To Improve Fertilizer Utilization, Nitrification Inhibitors Can Play An Important Role contact now

1. Protecting fertilizer effect and application significance of nitrification inhibitor

Fertilizer application has been a key measure for farmers to increase vegetable crop yield and nitrogen fertilizer is the most effective fertilizer. According to the increasing rate of nitrogen fertilizer usage in recent years, global nitrogen use for agriculture will be 300 million tons in 2050, which is about six times the amount of nitrogen currently used.


Excessive use of fertilizer results in low fertilizer utilization. Nitrogen fertilizer utilization rate is about 30%, and the remaining 70% of nitrogen loss in the environment, will cause adverse consequences such as non-point source pollution of farmland and water eutrophication. Much nitrogen is lost through nitrification and denitrification. Take the most common nitrogen fertilizer - urea as example, when urea enters the soil, it is broken down into ammonium carbonate. One reduced ammonium nitrogen(most other nitrogen fertilizers are supplementary to the ammonium nitrogen content in the soil), is easily fixed in the soil and absorbed by plants. Ammonium nitrogen in soil can be converted into oxidized nitrate nitrogen through nitrification process, which has strong fluidity and is easy to be lost. In addition, oxidized nitrate nitrogen can be denitrified into nitrogen, an important component of air. But the process produces harmful nitrogen-containing greenhouse gases that escape into the atmosphere, contributing to the decline in acidity. Faced with such severe environmental problems, in the process of vegetable planting and fertilization, nitrification inhibitors can be added into the fertilizer to maintain the stability of ammonium nitrogen in the soil. It effectively reduce the nitrification process of nitrogen fertilizer, so as to reduce the loss and improve the efficiency of nitrogen fertilizer.

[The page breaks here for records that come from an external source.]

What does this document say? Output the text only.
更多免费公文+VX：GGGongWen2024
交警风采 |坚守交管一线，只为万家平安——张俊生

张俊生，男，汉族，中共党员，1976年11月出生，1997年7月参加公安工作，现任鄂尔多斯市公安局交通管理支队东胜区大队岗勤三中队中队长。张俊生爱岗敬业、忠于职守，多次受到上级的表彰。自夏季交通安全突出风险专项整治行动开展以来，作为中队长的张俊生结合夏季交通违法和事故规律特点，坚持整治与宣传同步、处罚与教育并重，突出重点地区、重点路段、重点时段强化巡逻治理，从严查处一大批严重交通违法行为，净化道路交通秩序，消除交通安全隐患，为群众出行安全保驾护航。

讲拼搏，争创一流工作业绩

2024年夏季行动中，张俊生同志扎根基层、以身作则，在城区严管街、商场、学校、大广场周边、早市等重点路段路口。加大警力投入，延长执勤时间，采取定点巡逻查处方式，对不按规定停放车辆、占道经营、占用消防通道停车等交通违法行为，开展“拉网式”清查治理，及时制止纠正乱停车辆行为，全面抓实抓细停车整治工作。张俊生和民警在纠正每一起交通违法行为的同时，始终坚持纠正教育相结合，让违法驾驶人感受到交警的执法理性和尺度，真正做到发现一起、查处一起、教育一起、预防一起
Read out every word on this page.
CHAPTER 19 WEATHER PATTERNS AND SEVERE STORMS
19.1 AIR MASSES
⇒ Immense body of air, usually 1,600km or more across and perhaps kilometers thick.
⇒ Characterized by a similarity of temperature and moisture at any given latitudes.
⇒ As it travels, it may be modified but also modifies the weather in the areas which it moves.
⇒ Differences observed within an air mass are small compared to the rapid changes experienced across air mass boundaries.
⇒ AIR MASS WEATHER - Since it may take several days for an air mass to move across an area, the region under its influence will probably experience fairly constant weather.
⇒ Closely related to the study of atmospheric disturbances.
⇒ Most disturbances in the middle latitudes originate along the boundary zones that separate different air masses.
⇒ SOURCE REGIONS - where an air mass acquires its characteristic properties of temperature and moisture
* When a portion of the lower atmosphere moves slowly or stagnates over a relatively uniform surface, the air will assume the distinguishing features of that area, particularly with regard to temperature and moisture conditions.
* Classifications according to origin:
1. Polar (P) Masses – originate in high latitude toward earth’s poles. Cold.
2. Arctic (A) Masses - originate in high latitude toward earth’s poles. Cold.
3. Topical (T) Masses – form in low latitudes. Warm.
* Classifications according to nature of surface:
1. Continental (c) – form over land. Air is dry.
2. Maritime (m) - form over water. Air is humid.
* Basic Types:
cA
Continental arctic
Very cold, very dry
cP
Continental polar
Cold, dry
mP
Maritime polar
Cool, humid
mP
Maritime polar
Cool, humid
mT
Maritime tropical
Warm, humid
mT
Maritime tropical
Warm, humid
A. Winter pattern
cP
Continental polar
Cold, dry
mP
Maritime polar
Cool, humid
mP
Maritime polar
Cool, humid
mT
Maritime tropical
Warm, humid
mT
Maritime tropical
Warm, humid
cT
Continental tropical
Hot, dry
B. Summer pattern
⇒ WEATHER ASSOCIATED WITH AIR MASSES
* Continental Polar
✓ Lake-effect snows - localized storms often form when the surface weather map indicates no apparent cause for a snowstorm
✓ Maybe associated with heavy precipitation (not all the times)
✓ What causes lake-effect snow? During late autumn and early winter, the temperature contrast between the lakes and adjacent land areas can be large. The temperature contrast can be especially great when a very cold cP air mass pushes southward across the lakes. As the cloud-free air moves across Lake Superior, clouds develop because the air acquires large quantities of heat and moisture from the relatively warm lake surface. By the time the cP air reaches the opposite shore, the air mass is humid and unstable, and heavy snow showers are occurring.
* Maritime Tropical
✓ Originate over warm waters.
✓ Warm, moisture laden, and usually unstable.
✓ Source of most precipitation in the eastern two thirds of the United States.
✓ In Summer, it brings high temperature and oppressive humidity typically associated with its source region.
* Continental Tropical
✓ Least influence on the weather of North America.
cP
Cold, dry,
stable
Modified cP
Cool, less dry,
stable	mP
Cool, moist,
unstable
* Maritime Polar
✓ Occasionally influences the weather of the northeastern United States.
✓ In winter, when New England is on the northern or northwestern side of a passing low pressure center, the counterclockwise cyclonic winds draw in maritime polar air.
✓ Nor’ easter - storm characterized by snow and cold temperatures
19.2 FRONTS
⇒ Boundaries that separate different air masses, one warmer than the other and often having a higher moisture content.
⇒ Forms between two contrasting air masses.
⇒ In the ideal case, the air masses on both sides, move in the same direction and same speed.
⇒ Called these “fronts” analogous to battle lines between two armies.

2. Application status and prospect of nitrification inhibitor

At present, the common nitrification inhibitors on the market are synthetic nitrification inhibitors such as trichloromethyl pyridine (CP), dicyandiamide (DCD) and dimethylpyrazole phosphate (DMPP). These substances can inhibit the activity of a specific key enzyme in the nitrification process to inhibit the whole nitrification process. At present, a large number of studies have been carried out on the application of nitrification inhibitors in vegetable fields. These synthetic nitrification inhibitors significantly reduced the greenhouse gas emissions during the denitrification process of vegetable soil and improved the nitrogen utilization rate of plants. But the increase in vegetable yield was not significant. In addition, there are other disadvantages such as high cost, weak applicability to different soil environments and pungent smell, so the synthetic nitrification inhibitors are not widely used. However, it can be used together with urease inhibitors to increase the utilization rate of soil fertilizer and prolong the effect of fertilizer. 


In addition to synthetic nitrification inhibitors, related studies have found that some secondary metabolites secreted by plant roots have also been proved have the process of inhibit nitrification. These substances are known as biological nitrification inhibitors. It is the substance  of inhibiting nitrification that secrets from the plant through plant root system's perception of the concentration of ammonium nitrogen in soil. Biological nitrification inhibitors are highly targeted and show high nitrification inhibitory activity. Further studies on the extraction, mass production and actual production of such substances are needed. Compared with synthetic inhibitors, biological nitrification inhibitors have another level of advantage. They can study the expression process of related synthetic genes, have mass production or improve existing vegetable varieties through genetic engineering. This is also a feasible method for the research of nitrification inhibition. Studies on biological nitrification inhibitors secreted by herbage roots have been carried out extensively. At present, new biological nitrification inhibitors have also been found in root secretions of sorghum and wild rice, which provides a new idea for the research on the inhibition mechanism of nitrification process. Progress in mechanism research can in turn guide practical activities, providing a new way to improve the utilization rate of nitrogen fertilizer in vegetable soil, increase vegetable yield, and reduce the pressure on the environment caused by excessive use of fertilizers.